Recent evaluation has highlighted that the women now have self-confidence, are walking proud, are new voices in their communities, are consulted by their neighbours on farming issues, are saving and repaying for the first time and have used loans to build brick houses, start micro-enterprises – and one has even been able to send her daughter to university to train as a teacher.
The project is based in two villages: Mailista in the Haj District, Kilimanjaro region. Mailista is well placed to serve the needs of the Mount Kilimanjaro tourist sector as it has good transport links lying on the Himo Road which runs between the two major tourist towns of Moshi and Arusha. It is just 7miles from Moshi and 40 miles from Arusha. Namwai is Located in West Kilimanjaro, 35 miles from Moshi and 45 miles from Arusha.
These villages were chosen because their different locations result in different climate conditions so they can supply different varieties of horticultural produce to the Coop all year round. Namwai is colder than Maili-sita, which is far hotter. For example, when tomatoes can’t be cultivated in Mailista, can be cultivated in Namwai.
WAMBOMA also has a shop and office in Moshi town.
Climate factors have already had serious impacts on the project. The project is constrained and was unable to produce sufficient produce to supply the waiting hotels. Climate change has resulted in flash floods which wash away the crops and there is now insufficient water during the dry season. The consequences of the floods are not only lost crops and income but soil degradation and gullies. The snows of Kilimanjaro are diminishing and the farmers who are on its western slopes are allowed water for one hour a day only. This is insufficient to sustain the crops.
The villages have no tanks, no wells, no pumps, no electricity and no toilets. The women cook on wood or charcoal in outside shacks.

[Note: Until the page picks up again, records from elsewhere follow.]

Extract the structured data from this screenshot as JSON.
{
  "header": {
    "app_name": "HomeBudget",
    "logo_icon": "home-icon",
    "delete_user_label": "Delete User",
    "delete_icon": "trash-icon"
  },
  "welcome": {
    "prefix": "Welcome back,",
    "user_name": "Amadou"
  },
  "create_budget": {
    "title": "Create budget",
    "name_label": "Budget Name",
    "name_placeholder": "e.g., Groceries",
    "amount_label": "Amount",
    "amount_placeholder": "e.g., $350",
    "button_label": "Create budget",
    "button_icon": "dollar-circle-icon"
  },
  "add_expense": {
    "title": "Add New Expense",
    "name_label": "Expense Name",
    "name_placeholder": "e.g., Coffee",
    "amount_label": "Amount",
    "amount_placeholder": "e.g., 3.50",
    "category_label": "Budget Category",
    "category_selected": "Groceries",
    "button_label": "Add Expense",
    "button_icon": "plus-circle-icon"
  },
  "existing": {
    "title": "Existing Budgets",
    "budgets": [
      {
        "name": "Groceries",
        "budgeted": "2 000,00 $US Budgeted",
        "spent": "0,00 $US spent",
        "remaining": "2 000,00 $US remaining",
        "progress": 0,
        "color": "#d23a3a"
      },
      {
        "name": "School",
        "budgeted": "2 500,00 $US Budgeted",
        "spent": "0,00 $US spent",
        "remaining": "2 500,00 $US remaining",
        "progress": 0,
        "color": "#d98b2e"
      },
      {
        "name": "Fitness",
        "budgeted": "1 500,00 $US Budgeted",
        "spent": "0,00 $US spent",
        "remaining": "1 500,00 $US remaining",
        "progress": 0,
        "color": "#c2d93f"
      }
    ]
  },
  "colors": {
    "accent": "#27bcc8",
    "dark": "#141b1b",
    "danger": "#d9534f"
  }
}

The women have no capital to reinvest in new seed.
The project has been able to mitigate these impacts through very generous donations and crowdfunding. The project’s business plan established that Wamboma would be self-sufficient in three years. This didn’t account for climate change impacts and a standstill in tourism.
However, these resilient women now have food security for the first time in their lives and plans for new, alternative markets.